If you are looking for creative, colorful, violent, and frightening science fiction novels, then pick up a Neal Asher. In the past few years I read Cowl and the Skinner, and I just read his first, Gridlinked. His books are set in the shared Polity universe, generally set a few hundred years from today where human society is ruled by AIs, connected via instantaneous travel and beset by enemies like the crablike Prador and the human Separatists. Holding back these terrors is Earth Central Security and, in Gridlinked, the James Bond-esque Ian Cormac.

Cormac begins the book by nearly blowing a mission to uncover Separatist activity. His AI minders decide to delink him from the AI grid, telling him that his connection to the AIs has reduced his humanity and, by extension, his usefulness. He is then sent to investigate a act of terror on another planet.

Asher's creativity is immense. Even is his asides he spins up bizarre biologies and technologies. Weapons fetishists will love his many ideas and the rest will appreciate that many of his ideas are tied back into the story.

Some readers will note similarities to Ian Banks and Richard Morgan (whose novels were published after Gridlinked.) The Polity is somewhat similar to the Culture and the AI led ECS is certainly similar to Special Circumstances.
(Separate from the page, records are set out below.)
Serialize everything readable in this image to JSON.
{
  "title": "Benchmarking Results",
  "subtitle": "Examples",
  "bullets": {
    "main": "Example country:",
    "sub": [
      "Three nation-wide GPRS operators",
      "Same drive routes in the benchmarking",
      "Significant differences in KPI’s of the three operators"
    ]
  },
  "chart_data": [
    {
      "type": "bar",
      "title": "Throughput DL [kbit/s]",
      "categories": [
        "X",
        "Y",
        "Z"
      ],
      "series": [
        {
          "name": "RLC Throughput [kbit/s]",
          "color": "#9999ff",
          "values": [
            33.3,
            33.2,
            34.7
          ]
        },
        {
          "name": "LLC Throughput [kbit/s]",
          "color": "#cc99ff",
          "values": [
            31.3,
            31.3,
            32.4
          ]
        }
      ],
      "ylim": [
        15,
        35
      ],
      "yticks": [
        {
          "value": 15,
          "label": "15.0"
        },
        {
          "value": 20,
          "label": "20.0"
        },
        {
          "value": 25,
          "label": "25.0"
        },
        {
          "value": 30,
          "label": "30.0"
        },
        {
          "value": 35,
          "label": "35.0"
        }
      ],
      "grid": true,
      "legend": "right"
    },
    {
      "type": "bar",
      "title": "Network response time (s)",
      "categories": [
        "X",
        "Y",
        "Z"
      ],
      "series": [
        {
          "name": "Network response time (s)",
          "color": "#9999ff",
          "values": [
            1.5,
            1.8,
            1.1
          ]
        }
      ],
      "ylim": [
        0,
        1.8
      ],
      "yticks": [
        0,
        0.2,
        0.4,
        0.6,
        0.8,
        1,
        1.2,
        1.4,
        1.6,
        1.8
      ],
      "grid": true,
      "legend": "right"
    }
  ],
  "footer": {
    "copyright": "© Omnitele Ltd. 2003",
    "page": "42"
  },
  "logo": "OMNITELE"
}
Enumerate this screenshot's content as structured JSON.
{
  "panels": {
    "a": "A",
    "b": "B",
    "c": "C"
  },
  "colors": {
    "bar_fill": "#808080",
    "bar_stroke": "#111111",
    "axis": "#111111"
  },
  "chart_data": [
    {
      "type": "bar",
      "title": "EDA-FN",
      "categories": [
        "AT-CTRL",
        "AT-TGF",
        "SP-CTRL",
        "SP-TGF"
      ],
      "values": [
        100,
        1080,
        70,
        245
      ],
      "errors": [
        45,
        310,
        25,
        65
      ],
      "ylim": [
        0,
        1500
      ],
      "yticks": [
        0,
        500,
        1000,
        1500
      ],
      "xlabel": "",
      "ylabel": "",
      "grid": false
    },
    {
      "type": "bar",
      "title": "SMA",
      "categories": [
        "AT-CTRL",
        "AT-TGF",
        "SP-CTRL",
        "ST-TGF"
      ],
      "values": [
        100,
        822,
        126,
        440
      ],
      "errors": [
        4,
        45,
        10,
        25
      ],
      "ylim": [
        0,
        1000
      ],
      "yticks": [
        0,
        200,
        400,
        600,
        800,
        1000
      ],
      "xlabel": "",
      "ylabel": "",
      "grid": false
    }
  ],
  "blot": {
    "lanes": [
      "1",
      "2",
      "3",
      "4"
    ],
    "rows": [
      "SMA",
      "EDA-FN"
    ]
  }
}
The Polity's world is generally grimmer than that of the Culture and the ECS agents tend to be more happy in their roles compared to those of the often self-doubting Special Circumstance agents.

Asher and Morgan make for an interesting comparison as Asher leans right and Morgan leans left. For the most part this does not impact their narratives although it does impact their emphases. Both authors, for example, deal with the possibility of bodies having new psyches implanted within them. For Morgan this is a story of the powerful crushing the weak. For Asher, it is a case of justice, those who are removed are hardened criminals that society doesn't want to pay to house.

Don't take the political orientation as a guide to whether you should read either author, you should read both if you read science fiction at all.